Impressionantes as manifestações mostradas ao primeiro mandatário municipal. “Não é o primeiro trabalho que eu iria procurar, mas vou agarrar essa oportunidade com todas as forças. Estou muito confiante”, disse Vandeilda Benedito da Silva, a Vanda. A RBA conversa com Vanda e seu companheiro, Renato Pereira, o Tim, desde segunda-feira. Mas o casal, usuário de crack e álcool, nunca se permitiu fotografar. Hoje, orgulhosos, eles posaram e deram entrevistas a canais de televisão. “Agora pode porque se minha mãe me vê vestida assim, com certeza vai ficar orgulhosa. Até porque ela é gari também”.

‘Márcio Alan, com tom menos crítico, mas “sem babação de ovo”, agradeceu ao prefeito pela oportunidade e contou que está há dois dias sem usar drogas e se sente mais saudável depois de passar a noite em um dos quartos de hotel reservados na região, onde pode tomar banho.’


A atitude de Fernando Hadadd significa compromisso público com um setor dos mais mutilados do lumpemproletariado da classe dos subalternos, mas seres humanos sempre escanteados pela elite e pelo Estado. Parece-me eloquente demonstração de que o Estado tem que resolver os problemas causados pelo capitalismo que despreza o povo e os pobres que gera.


Ao entrar no meio da cracolândia o governante deu visibilidade construtiva ao povo. Muitas autoridades passaram por ali antes de Hadadd e lhes viraram a cara. Em campanhas eleitorais passadas esses irmãos foram utilizados como elemento demagógico, mas continuaram lá, abandonados. 


Aprecio e me emociono com autoridades que andam de ônibus urbano, que frequentam os ambientes populares com o objetivo de sentir do povo seus sofrimentos, sonhos e contribuições cidadãs, como no caso do grupo mencionado, incorporado no trabalho municipal como garis. 
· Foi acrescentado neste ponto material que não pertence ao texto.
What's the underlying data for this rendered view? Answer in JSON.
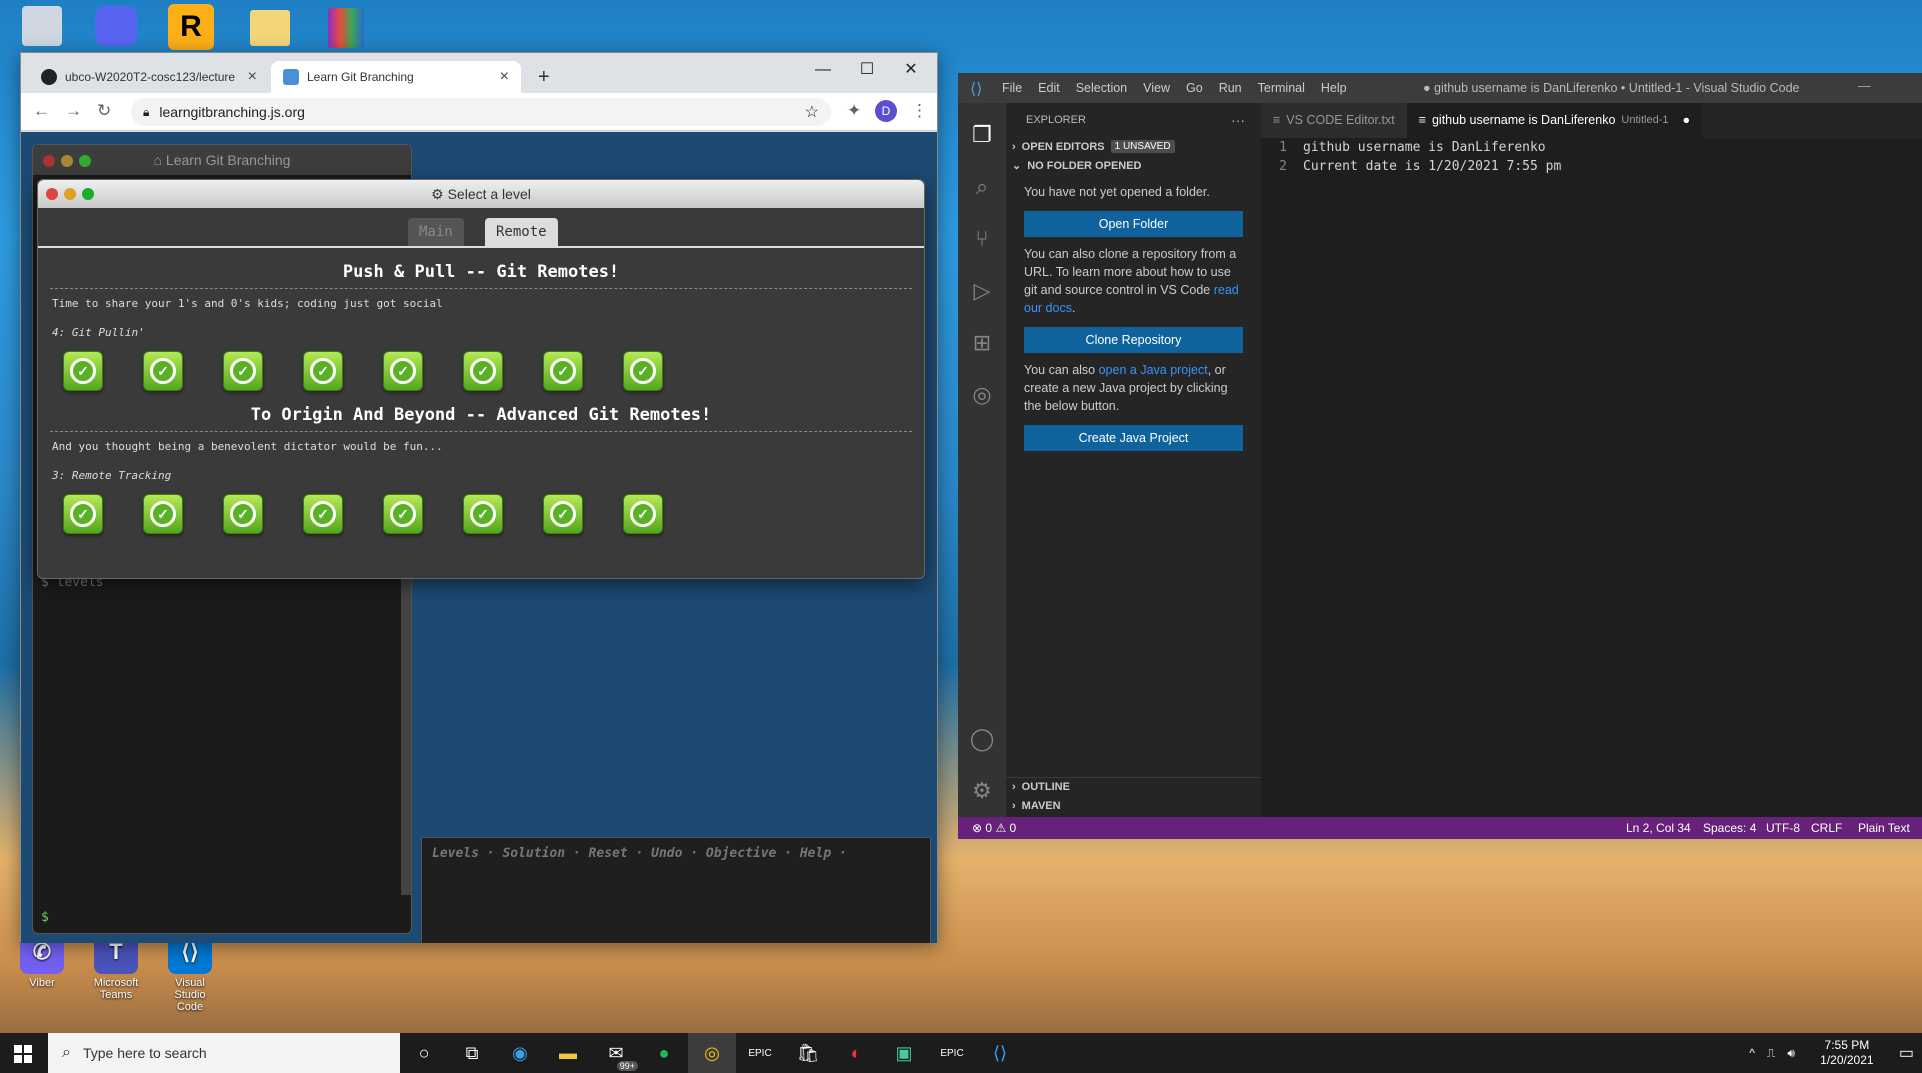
{
  "desktop": {
    "icons": [
      {
        "label": "Viber",
        "color": "#7360f2"
      },
      {
        "label": "Microsoft Teams",
        "color": "#4b53bc"
      },
      {
        "label": "Visual Studio Code",
        "color": "#0078d4"
      }
    ]
  },
  "chrome": {
    "tabs": [
      {
        "title": "ubco-W2020T2-cosc123/lecture",
        "icon": "github-icon"
      },
      {
        "title": "Learn Git Branching",
        "icon": "lgb-icon"
      }
    ],
    "url": "learngitbranching.js.org",
    "profile_initial": "D",
    "lgb": {
      "window_title": "Learn Git Branching",
      "levels_prompt": "levels",
      "shell_prompt": "$",
      "command_links": "Levels · Solution · Reset · Undo · Objective · Help ·",
      "dialog": {
        "title": "Select a level",
        "tab_main": "Main",
        "tab_remote": "Remote",
        "sections": [
          {
            "title": "Push & Pull -- Git Remotes!",
            "description": "Time to share your 1's and 0's kids; coding just got social",
            "sub": "4: Git Pullin'",
            "level_count": 8
          },
          {
            "title": "To Origin And Beyond -- Advanced Git Remotes!",
            "description": "And you thought being a benevolent dictator would be fun...",
            "sub": "3: Remote Tracking",
            "level_count": 8
          }
        ]
      }
    }
  },
  "vscode": {
    "menu": [
      "File",
      "Edit",
      "Selection",
      "View",
      "Go",
      "Run",
      "Terminal",
      "Help"
    ],
    "window_title": "● github username is DanLiferenko • Untitled-1 - Visual Studio Code",
    "explorer": {
      "heading": "EXPLORER",
      "open_editors": "OPEN EDITORS",
      "unsaved_badge": "1 UNSAVED",
      "no_folder": "NO FOLDER OPENED",
      "not_opened_text": "You have not yet opened a folder.",
      "open_folder_button": "Open Folder",
      "clone_text_a": "You can also clone a repository from a URL. To learn more about how to use git and source control in VS Code ",
      "clone_link": "read our docs",
      "clone_text_b": ".",
      "clone_button": "Clone Repository",
      "java_text_a": "You can also ",
      "java_link": "open a Java project",
      "java_text_b": ", or create a new Java project by clicking the below button.",
      "java_button": "Create Java Project",
      "outline": "OUTLINE",
      "maven": "MAVEN"
    },
    "tabs": [
      {
        "label": "VS CODE Editor.txt",
        "active": false
      },
      {
        "label": "github username is DanLiferenko",
        "suffix": "Untitled-1",
        "active": true
      }
    ],
    "lines": [
      {
        "n": "1",
        "text": "github username is DanLiferenko"
      },
      {
        "n": "2",
        "text": "Current date is 1/20/2021 7:55 pm"
      }
    ],
    "status": {
      "errors": "0",
      "warnings": "0",
      "position": "Ln 2, Col 34",
      "spaces": "Spaces: 4",
      "encoding": "UTF-8",
      "eol": "CRLF",
      "language": "Plain Text"
    }
  },
  "taskbar": {
    "search_placeholder": "Type here to search",
    "mail_badge": "99+",
    "time": "7:55 PM",
    "date": "1/20/2021"
  }
}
Há momentos no filme Nelson Mandela que emocionam pelo testemunho de um grande homem que soube ouvir e corrigir o povo. Quando já presidente da África do Sul Mandela vai até a um grande jogador que servia o apartheid para convencê-lo a jogar na seleção nacional e contribuir com a unidade do povo e depois convence seus companheiros de partido a apoiar sua ação política. Noutro momento Mandela sai do palácio presidencial e vai a um bairro onde se reúne o Partido do Congresso Nacional para debater os interesses do povo. 


O Presidente Pepe Mujica do Uruguai é exemplar na simplicidade de ir a padarias, supermercados, bares e às praças conversar com o povo. 


O governante que é comprometido com o povo, com os mutilados e, sobretudo, com as lutas pelas mudanças não vacila em encontra-se com os pobres e sofridos para entender seu o sofrimento. 


É nesse sentido que a educação deve agir, meu amigo, e não para enriquecer donos de escolas e de faculdades. Por isso apoio o rigor com que o MEC atua e até fecha instituições que comercializam o ensino e desonestamente favorecem a mercantilização da educação. 


Abraços críticos e fraternos na luta pela justiça e pela paz.

Dom Orvandil: bispo cabano, farrapo e republicano.